" Tout se mêle et s'accorde, se prolonge puis se dissipe en un concert d'images et de sons. Nos regards s'habituent à l'ombre qui adoucit - l'eau omniprésente coule en mouvement si lent qu'elle nous apaise. "
Grâce à l'eau, les éléments sont réunis - la ville, la lumière, la nature, le sujet - ils fondent le même instant et portent le même éclat. On ressent une complète sensation d'exister. Tout vibre dans ce paysage : le corps, les arbres, les animaux, les pierres... On peut rester des heures assis au bord de l'eau à contempler les pierres, des feux follets sur les murs, des esquisses fugitives sur les marches de marbre, à jouir de cette vacuité calme, patiente, qui nous est accordée.

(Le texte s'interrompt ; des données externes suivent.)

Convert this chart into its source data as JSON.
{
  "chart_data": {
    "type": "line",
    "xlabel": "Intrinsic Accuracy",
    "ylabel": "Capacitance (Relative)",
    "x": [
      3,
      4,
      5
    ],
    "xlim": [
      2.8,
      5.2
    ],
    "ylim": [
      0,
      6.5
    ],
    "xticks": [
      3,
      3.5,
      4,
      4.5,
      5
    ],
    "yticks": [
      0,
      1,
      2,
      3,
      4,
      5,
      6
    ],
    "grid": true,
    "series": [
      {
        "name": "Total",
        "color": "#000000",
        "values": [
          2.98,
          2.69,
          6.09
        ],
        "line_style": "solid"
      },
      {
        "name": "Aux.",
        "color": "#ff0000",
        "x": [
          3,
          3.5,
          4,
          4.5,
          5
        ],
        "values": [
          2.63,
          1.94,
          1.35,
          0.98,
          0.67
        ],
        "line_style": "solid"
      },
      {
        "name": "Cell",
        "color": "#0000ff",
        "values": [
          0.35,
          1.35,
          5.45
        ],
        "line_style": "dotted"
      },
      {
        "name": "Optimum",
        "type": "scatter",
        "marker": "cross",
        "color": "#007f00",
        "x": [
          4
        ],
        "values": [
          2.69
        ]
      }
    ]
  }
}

Rien n'est fixe, l'énigme est sans demeure. Les routes du rêve rencontrent parfois un objet sur l'onde, souvent ne rencontrent rien, et dans la fuite des apparences nos pensées deviennent plus aériennes, plus impersonnelles. Entre le rêve et la vie éveillée, serais-je celui qui rêve, celui qui est là ? ...
L'eau, à Venise, dérange nos certitudes, attise le sentiment de l'exil. Peut-être les choses alentour nous demandent-elles de témoigner de leur présence et de leur effacement ; peut-être notre regard a-t-il fait advenir cet espace entièrement reconstruit offrant au monde la vision qui lui manque, mais demeure cet appel vers autrui, ce désir sans besoin vers un autre visage s'étendant comme une ombre en écho fermé du monde.